In the Jan. ’82 issue of ME, Ian Bradley gives an outline description of a 30cc engine he made. In the article he refers to a camshaft turning jig based on an Edgar Westbury design. A sketch is attached. Another sketch shows the jig mounted between lathe centres on the “arbor”.
It is the same principal as turning the radius edge on a flange. The jig allows the edge of the cam to rotate at a distance from the lathe’s ctl line so that the flank radii can be turned tangent to the base circle diameter. You can do the same thing with a boring head set to swing an external cut. Just imagine the lower half of that flange was missing and the shape would be a cam lobe.
Looking at this article below I’m not sure if the jig is intended to cut an offset radius for each flank since reference is made to indexing at 5 degree intervals, sort of more like an analogue CamCalc
Rod. The 5 degree cuts are to form the minor diameter part of the cam, the bit which is marginally clear of the tappet so the stepped effect doesn’t really matter. The major contacting parts of the cam are continuous curves formed by the eccentric turning at single settings of the camshaft in the jig. You are left with handwork for the cam nose but that’s easily done.

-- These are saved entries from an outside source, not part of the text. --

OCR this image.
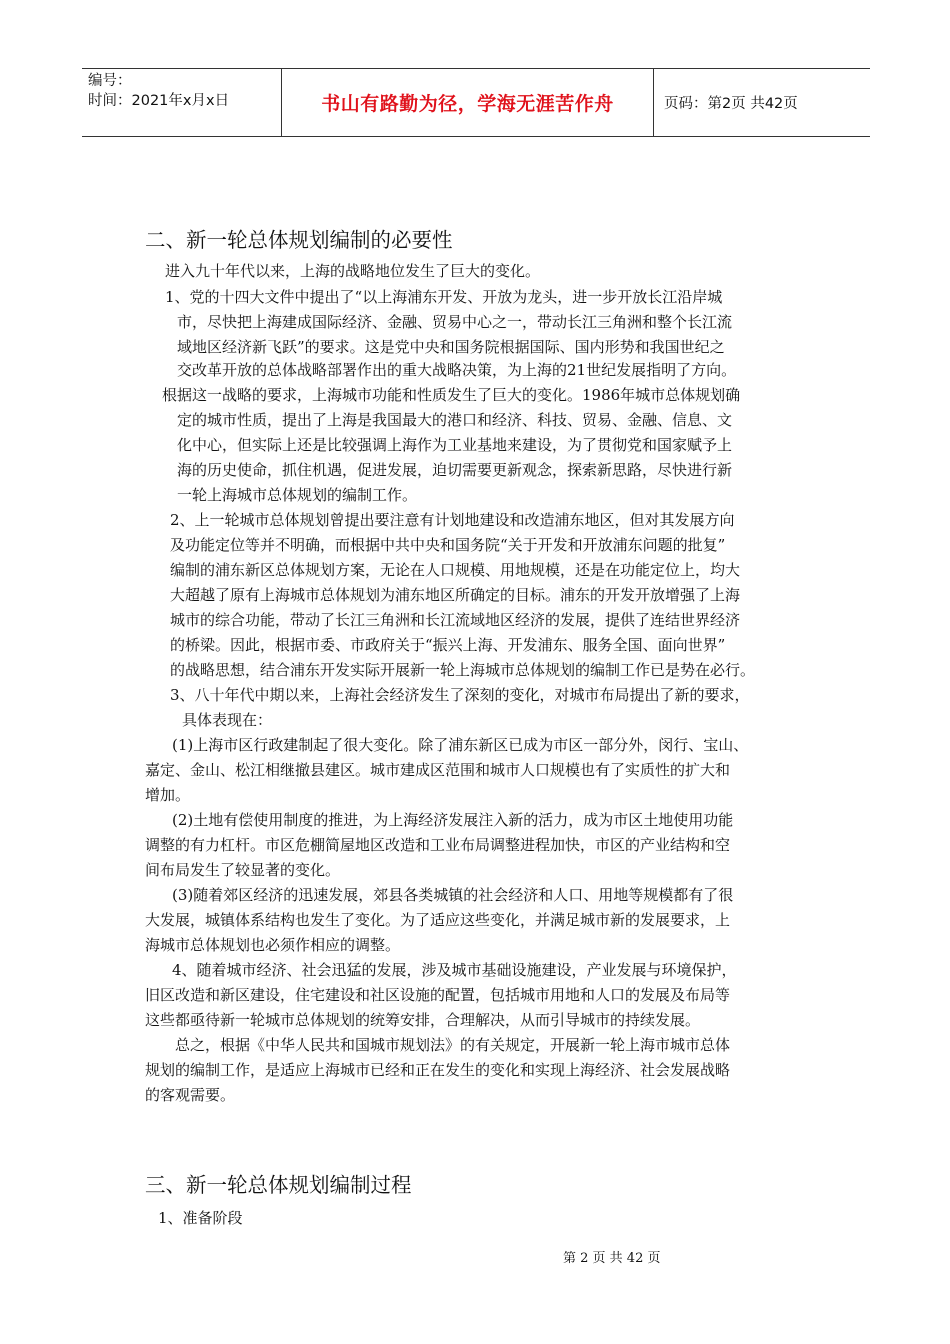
编号：
时间：2021年x月x日	书山有路勤为径，学海无涯苦作舟	页码：第2页 共42页
二、新一轮总体规划编制的必要性
进入九十年代以来，上海的战略地位发生了巨大的变化。
1、党的十四大文件中提出了“以上海浦东开发、开放为龙头，进一步开放长江沿岸城
市，尽快把上海建成国际经济、金融、贸易中心之一，带动长江三角洲和整个长江流
域地区经济新飞跃”的要求。这是党中央和国务院根据国际、国内形势和我国世纪之
交改革开放的总体战略部署作出的重大战略决策，为上海的21世纪发展指明了方向。
根据这一战略的要求，上海城市功能和性质发生了巨大的变化。1986年城市总体规划确
定的城市性质，提出了上海是我国最大的港口和经济、科技、贸易、金融、信息、文
化中心，但实际上还是比较强调上海作为工业基地来建设，为了贯彻党和国家赋予上
海的历史使命，抓住机遇，促进发展，迫切需要更新观念，探索新思路，尽快进行新
一轮上海城市总体规划的编制工作。
2、上一轮城市总体规划曾提出要注意有计划地建设和改造浦东地区，但对其发展方向
及功能定位等并不明确，而根据中共中央和国务院“关于开发和开放浦东问题的批复”
编制的浦东新区总体规划方案，无论在人口规模、用地规模，还是在功能定位上，均大
大超越了原有上海城市总体规划为浦东地区所确定的目标。浦东的开发开放增强了上海
城市的综合功能，带动了长江三角洲和长江流域地区经济的发展，提供了连结世界经济
的桥梁。因此，根据市委、市政府关于“振兴上海、开发浦东、服务全国、面向世界”
的战略思想，结合浦东开发实际开展新一轮上海城市总体规划的编制工作已是势在必行。
3、八十年代中期以来，上海社会经济发生了深刻的变化，对城市布局提出了新的要求，
具体表现在：
(1)上海市区行政建制起了很大变化。除了浦东新区已成为市区一部分外，闵行、宝山、
嘉定、金山、松江相继撤县建区。城市建成区范围和城市人口规模也有了实质性的扩大和
增加。
(2)土地有偿使用制度的推进，为上海经济发展注入新的活力，成为市区土地使用功能
调整的有力杠杆。市区危棚简屋地区改造和工业布局调整进程加快，市区的产业结构和空
间布局发生了较显著的变化。
(3)随着郊区经济的迅速发展，郊县各类城镇的社会经济和人口、用地等规模都有了很
大发展，城镇体系结构也发生了变化。为了适应这些变化，并满足城市新的发展要求，上
海城市总体规划也必须作相应的调整。
4、随着城市经济、社会迅猛的发展，涉及城市基础设施建设，产业发展与环境保护，
旧区改造和新区建设，住宅建设和社区设施的配置，包括城市用地和人口的发展及布局等
这些都亟待新一轮城市总体规划的统筹安排，合理解决，从而引导城市的持续发展。
总之，根据《中华人民共和国城市规划法》的有关规定，开展新一轮上海市城市总体
规划的编制工作，是适应上海城市已经和正在发生的变化和实现上海经济、社会发展战略
的客观需要。
三、新一轮总体规划编制过程
1、准备阶段
第 2 页 共 42 页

Chris, agreed. I’ve just braved the storm to retrieve the appropriate MEs from the workshop. The relevant pages are below. Looking at the references given in the MEN article, Chaddock describes a method for developing the full R theta form, of the sort that CamCalc produces, for cutting in a lathe with indexing on the lathe spindle and a flycutter on a milling spindle attached to the cross slide.